Regarding six-second storytelling, most creatives don’t make just one. They make three, four or five of them, which becomes interesting as the viewer can look to see how they relate to each other, which builds an incremental story in a different way than traditional ad stories.

“I've been delighted, surprised and delighted, to see a lot of creative enthusiasm for it. We did a project at Sundance where we invited filmmakers and ad creatives to do six-second storytelling, exploring how they can tell amazing stories in six seconds. They did great stuff, it's super fun, super interesting – some somber and serious, some hilarious, some political, and so I think we've seen a great enthusiasm.”

Brands as powerful storytellers?

Brands may be hit-and-miss when it comes to storytelling, but Jones sees it as a creative problem.

“Cameras were sold for years on specs until there's GoPro and now people are paying them to be in their ads. There was a Dutch funeral insurance company that did a campaign to tell people what they need to do before you die – that's a category, insurance, and a subject, death, that you wouldn't think would ever be great storytelling and it's amazing and moving,” said Jones.

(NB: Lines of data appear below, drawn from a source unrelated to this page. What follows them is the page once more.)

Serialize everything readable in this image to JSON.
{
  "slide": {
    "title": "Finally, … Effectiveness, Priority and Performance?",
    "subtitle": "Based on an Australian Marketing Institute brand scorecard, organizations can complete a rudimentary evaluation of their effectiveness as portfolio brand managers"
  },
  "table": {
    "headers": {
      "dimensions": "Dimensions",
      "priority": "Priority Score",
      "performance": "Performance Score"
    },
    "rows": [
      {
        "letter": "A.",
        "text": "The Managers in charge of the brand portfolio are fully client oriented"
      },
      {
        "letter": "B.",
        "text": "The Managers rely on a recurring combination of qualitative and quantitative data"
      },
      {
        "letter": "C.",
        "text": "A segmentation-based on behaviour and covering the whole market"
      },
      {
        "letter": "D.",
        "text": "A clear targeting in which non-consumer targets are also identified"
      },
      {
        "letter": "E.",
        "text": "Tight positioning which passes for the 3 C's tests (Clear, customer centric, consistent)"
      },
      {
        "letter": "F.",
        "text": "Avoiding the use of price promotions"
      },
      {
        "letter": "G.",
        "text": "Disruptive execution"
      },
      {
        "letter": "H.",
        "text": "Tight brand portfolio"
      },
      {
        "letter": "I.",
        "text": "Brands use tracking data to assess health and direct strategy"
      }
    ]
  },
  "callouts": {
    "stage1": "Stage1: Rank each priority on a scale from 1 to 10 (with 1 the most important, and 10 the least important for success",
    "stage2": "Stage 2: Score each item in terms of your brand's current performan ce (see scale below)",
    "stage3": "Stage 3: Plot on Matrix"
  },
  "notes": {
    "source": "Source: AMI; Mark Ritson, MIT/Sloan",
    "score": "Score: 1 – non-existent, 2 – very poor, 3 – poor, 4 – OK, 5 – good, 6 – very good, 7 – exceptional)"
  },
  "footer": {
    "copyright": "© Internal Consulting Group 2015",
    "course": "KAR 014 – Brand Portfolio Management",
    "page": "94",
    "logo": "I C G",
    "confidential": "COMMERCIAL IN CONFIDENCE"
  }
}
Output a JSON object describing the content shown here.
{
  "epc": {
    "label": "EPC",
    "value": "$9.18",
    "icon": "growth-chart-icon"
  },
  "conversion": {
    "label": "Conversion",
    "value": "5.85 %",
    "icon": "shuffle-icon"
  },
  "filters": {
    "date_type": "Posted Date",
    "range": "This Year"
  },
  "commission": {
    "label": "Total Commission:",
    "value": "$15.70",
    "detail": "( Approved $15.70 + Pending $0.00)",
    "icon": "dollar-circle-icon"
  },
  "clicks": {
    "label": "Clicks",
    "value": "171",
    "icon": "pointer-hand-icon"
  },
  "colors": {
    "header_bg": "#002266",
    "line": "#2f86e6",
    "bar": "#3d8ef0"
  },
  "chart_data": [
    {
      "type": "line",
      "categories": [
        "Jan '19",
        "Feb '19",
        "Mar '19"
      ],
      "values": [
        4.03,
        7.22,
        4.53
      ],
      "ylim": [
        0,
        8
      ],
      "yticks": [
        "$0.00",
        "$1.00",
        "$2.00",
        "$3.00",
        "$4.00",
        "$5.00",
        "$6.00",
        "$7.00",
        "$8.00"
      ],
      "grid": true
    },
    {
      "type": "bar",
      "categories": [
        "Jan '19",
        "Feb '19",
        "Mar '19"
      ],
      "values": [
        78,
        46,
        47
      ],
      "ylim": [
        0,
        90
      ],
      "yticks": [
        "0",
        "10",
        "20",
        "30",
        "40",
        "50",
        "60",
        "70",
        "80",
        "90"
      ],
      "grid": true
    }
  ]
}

The challenge for creatives is the bar gets higher and higher. It’s not just about telling the best story in a category, like banking. It’s about telling the story better than brands known for great storytelling, like Nike and Lyft, because all that content is available to consumers at the touch of a finger. Jones sees that there is plenty of room for improvement and for brands to move to the top, but no real safe place in the middle.

“I think there is an interesting conversation going on now about how brands are built, like Byron Sharp's How Brands Grow. He believes it's all about mental salience and it's not about being persuasive. And in that kind of structure, six-second storytelling is great. Here's my product 100 times over and when you go to the store you'll remember it. I'm not sure I believe that, but it's interesting to see people in the market pursue it,” he added.

Stories that truly work

A great story Jones remembers is that of Under Armour and Michael Phelps working out before the Olympics in a long, endless pool, training until he was exhausted and then eating a huge stack of pancakes.

“You didn't know at that point if he was going to flame out or be the greatest Olympian ever. I saw that ad and a beautiful piece of craft – I would've watched a much longer version of that. They ran a :30 on TV and then 90-second online and then if you watched that there was a film of him and his fiance expecting their first child watching it and he starts crying. You have to be dead inside to not feel that and plug into that. Then, of course he had such an amazing performance. I thought that that was really astonishing.”

Jones also cited Lyft as a company with interesting storytelling, especially as bigger rival Uber has struggled in the public consciousness.

“I think it's a really neat combination of brand and timeliness and messaging and the way that they have build a friendly, accessible, politically active, inclusive brand in contrast to Uber. I think if you went back 12 months and said, "Where will these brands be?" You would not have picked where they are. I think a lot of that is storytelling from Lyft, which started out as a wacky brand with a big pink mustache. Now it's an aware, engaged, fun and friendly brand,” Jones stated.

Jones hopes the SXSW panel stokes two sides of the storytelling conversation. One is that there is no safe space, so he says take the risks and be brave and push out. Two, he says there has never been a better time to be telling stories.

“I think people say, ‘Oh, we've got the attention spans of goldfish and they can ad block us and so on.’ There was a Nielsen study last summer that said we've added an hour of screen time a day in the last twelve months. People have never been drinking in stories more with more of their time, more richly, they've never watched more videos. We just hit a billion hours a day of watch time. So if you're a storyteller, you're where people are. People are dying for this thing that you're making – they love it, they can't get enough of it. I think it's exciting because it's never been easier to reach a bigger audience if you've got a great story. Just tell great stories,” he concluded.